Ovenall
SasqWatch
Dark Souls 2 doesn't give you a Hollywood style story with a happy ending all neatly tied up and concluded.
Either does real life.
But there is a story unfolding in your life comprised of the events that take place within it.
Your Dark Souls 2 story will be different to everyone else, as your real life will be, but they all start the same way.
Consciousness begins.
I think therefore I am.
What do you see? What do you discover?
What have you learned about yourself through the events in the game? Lose your temper? Try to shift the blame from yourself to the game in your frustration?

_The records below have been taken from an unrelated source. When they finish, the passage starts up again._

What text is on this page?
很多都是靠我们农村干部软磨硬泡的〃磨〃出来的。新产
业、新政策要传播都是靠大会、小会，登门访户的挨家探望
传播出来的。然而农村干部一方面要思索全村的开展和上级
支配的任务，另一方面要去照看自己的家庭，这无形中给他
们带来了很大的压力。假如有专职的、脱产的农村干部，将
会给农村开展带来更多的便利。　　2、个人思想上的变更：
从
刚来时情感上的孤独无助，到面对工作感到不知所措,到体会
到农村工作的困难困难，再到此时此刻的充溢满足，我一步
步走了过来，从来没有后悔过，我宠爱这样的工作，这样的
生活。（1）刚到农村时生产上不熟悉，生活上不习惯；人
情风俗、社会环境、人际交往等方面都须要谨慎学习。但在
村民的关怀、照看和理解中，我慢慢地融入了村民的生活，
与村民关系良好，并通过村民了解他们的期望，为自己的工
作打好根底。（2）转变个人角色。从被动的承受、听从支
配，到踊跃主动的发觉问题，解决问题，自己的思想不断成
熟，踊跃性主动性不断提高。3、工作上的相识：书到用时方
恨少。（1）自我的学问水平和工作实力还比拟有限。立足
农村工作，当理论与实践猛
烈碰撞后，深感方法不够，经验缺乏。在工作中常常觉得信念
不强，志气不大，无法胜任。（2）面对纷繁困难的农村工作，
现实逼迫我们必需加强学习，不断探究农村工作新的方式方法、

What interactions with other "souls" do you seemingly randomly encounter on your walk through "life". I wonder what their journey has been like? Surely similar, surely different. We all face many of the same issues in real life as we're pushed from institution to institution from birth, yet we all feel unique.
No one wants to be told their story. You'd probably be offended if anyone tried. If you could learn the date you are to die in the future would this information be a blessing or a curse to you?
Dark Souls 2 shares many of the themes of real life.
The story of your life is yours to write. Life has no apparent purpose, we're born alone, we die alone, our time alive is finite, and yet, like the games NPC Lucatiel, it's so precious to us we'd likely kill another to preserve whatever time we have left of it - even as we're unaware how long that may be…
Mortality is the curse we're all born with and this theme has never been more fully realised than in the Dark Souls games.
Thank you Obi-Wan Kenobi.
The creator of the game even said it's based on his childhood half-comprehension of various english fantasy novels (he barely knew english). I claim most of the Souls "story" is BS gobbledygook obsessed on by a bunch of stoned kids in college dorms and far less lucid than Twilight fan-fic, but it looks like you have a different opinion.
A Rorshcach ink-blot basis for a video game is an interesting idea, but don't try to tell me it's a profound or even particularly deep story.